Anonymous may have been responsible for the Facebook outage Thursday night and Friday morning. Facebook suffered sporadic outages across the globe Thursday evening that still lingered until just after 9 a.m. EST Friday morning. Currently there’s speculation that Anonymous was behind the outage, based on a “tango down” message on Twitter that appeared on the YourAnonNews account last night at 9 p.m.
But then earlier this afternoon, Anonymous denied any such attack. “Anonymous would never attack Facebook, we have said this many times. Why would we attack a tool that many anons use to spread info?” the hacktivist group states.
Meanwhile, Facebook is keeping quiet as to what happened, and instead offers a generic apology with minimal details. “Some users briefly experienced issues loading the site,” Facebook said in an e-mail statement about the outage. “The issues have since been resolved and everyone should now have access to Facebook. We apologize for any inconvenience.”
Despite the most recent Anonymous message, the hacktivist group has threatened to take down Facebook several times in the past. One of the most recent is the threat made back in August 2011 that promised to “kill Facebook” on November 5. Anonymous eventually shelved the attack, allowing Facebook users to continue “liking” and uploading pics of their favorite dancing pet as usual.

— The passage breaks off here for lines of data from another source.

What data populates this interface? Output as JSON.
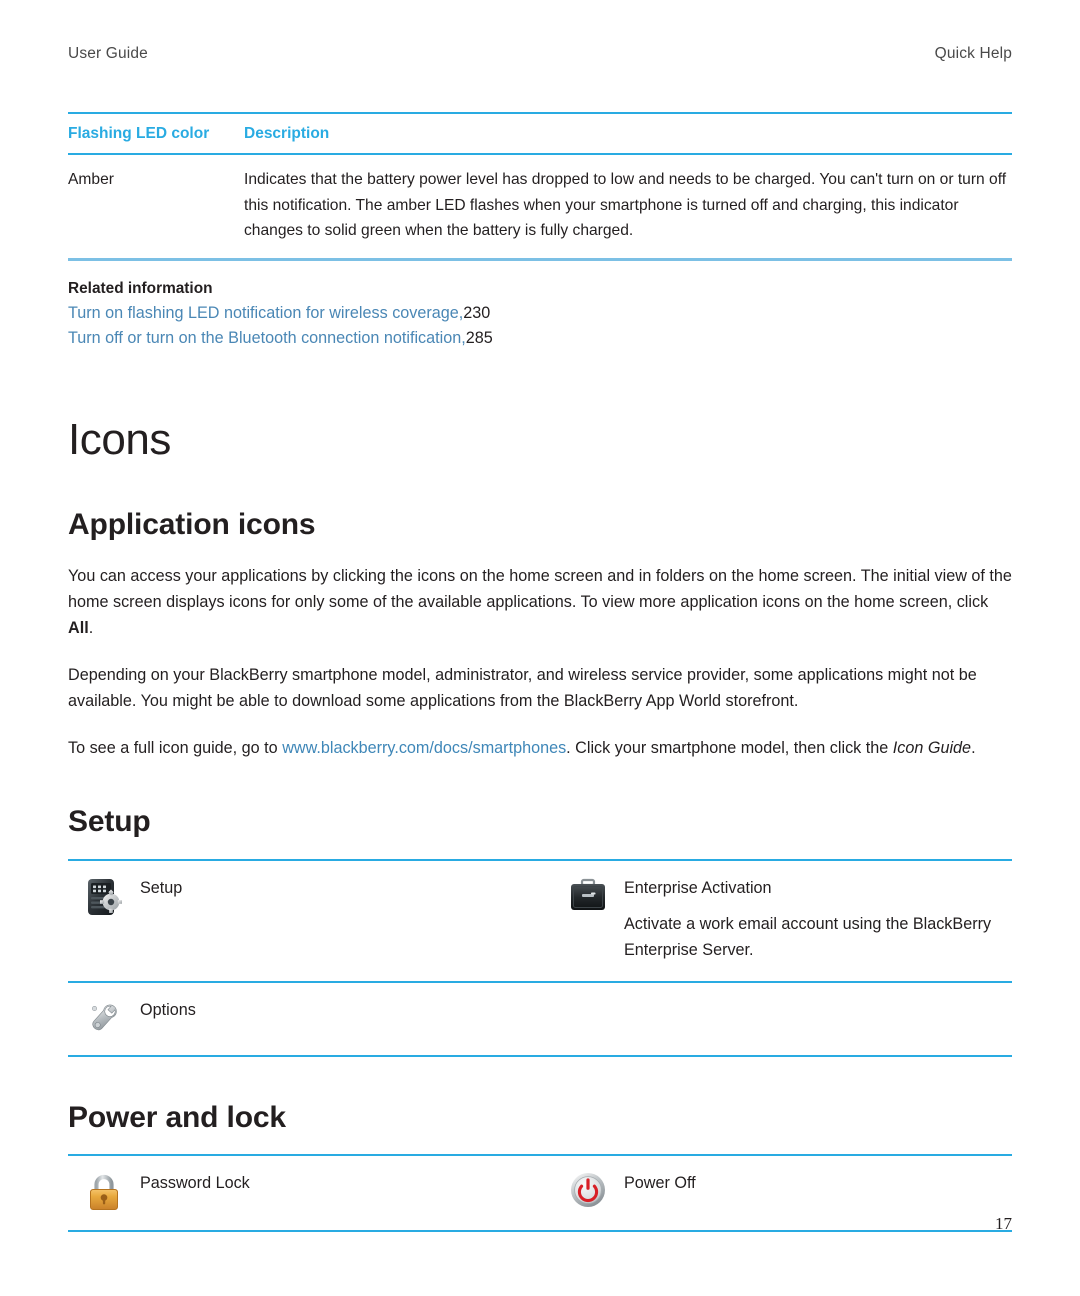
{
  "running_header": {
    "left": "User Guide",
    "right": "Quick Help"
  },
  "led_table": {
    "headers": {
      "color": "Flashing LED color",
      "description": "Description"
    },
    "rows": [
      {
        "color": "Amber",
        "description": "Indicates that the battery power level has dropped to low and needs to be charged. You can't turn on or turn off this notification. The amber LED flashes when your smartphone is turned off and charging, this indicator changes to solid green when the battery is fully charged."
      }
    ]
  },
  "related_information": {
    "title": "Related information",
    "links": [
      {
        "text": "Turn on flashing LED notification for wireless coverage,",
        "page": "230"
      },
      {
        "text": "Turn off or turn on the Bluetooth connection notification,",
        "page": "285"
      }
    ]
  },
  "chapter": {
    "title": "Icons"
  },
  "application_icons": {
    "heading": "Application icons",
    "paragraph1_part1": "You can access your applications by clicking the icons on the home screen and in folders on the home screen. The initial view of the home screen displays icons for only some of the available applications. To view more application icons on the home screen, click ",
    "paragraph1_bold": "All",
    "paragraph1_part2": ".",
    "paragraph2": "Depending on your BlackBerry smartphone model, administrator, and wireless service provider, some applications might not be available. You might be able to download some applications from the BlackBerry App World storefront.",
    "paragraph3_part1": "To see a full icon guide, go to ",
    "paragraph3_link": "www.blackberry.com/docs/smartphones",
    "paragraph3_part2": ". Click your smartphone model, then click the ",
    "paragraph3_italic": "Icon Guide",
    "paragraph3_part3": "."
  },
  "setup": {
    "heading": "Setup",
    "rows": [
      {
        "left": {
          "icon": "setup-device-gear-icon",
          "label": "Setup",
          "description": ""
        },
        "right": {
          "icon": "briefcase-icon",
          "label": "Enterprise Activation",
          "description": "Activate a work email account using the BlackBerry Enterprise Server."
        }
      },
      {
        "left": {
          "icon": "wrench-icon",
          "label": "Options",
          "description": ""
        },
        "right": {
          "icon": "",
          "label": "",
          "description": ""
        }
      }
    ]
  },
  "power_and_lock": {
    "heading": "Power and lock",
    "rows": [
      {
        "left": {
          "icon": "padlock-icon",
          "label": "Password Lock",
          "description": ""
        },
        "right": {
          "icon": "power-button-icon",
          "label": "Power Off",
          "description": ""
        }
      }
    ]
  },
  "folio": {
    "page_number": "17"
  },
  "colors": {
    "accent_cyan": "#29abe2",
    "rule_light_blue": "#7cc0e5",
    "link_blue": "#4a87b5",
    "text": "#231f20"
  }
}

PC Advisor reports that packets tracked by just-ping.com were being lost Friday morning at Facebook locations in Stockholm, Shanghai, Copenhagen, Oslo, and Lisbon. Checkpoints were unavailable in San Francisco and Moscow; and an unknown host message was generated in Beijing.
While the outage may not be related to Anonymous prime, there’s a good chance a rogue member tried to take the social network down in a solo attempt. Last month a lone gunman took down The Pirate Bay for over 24 hours using a DDoS attack. Wikileaks also suffered a DDoS at the same time, but the duration was much longer.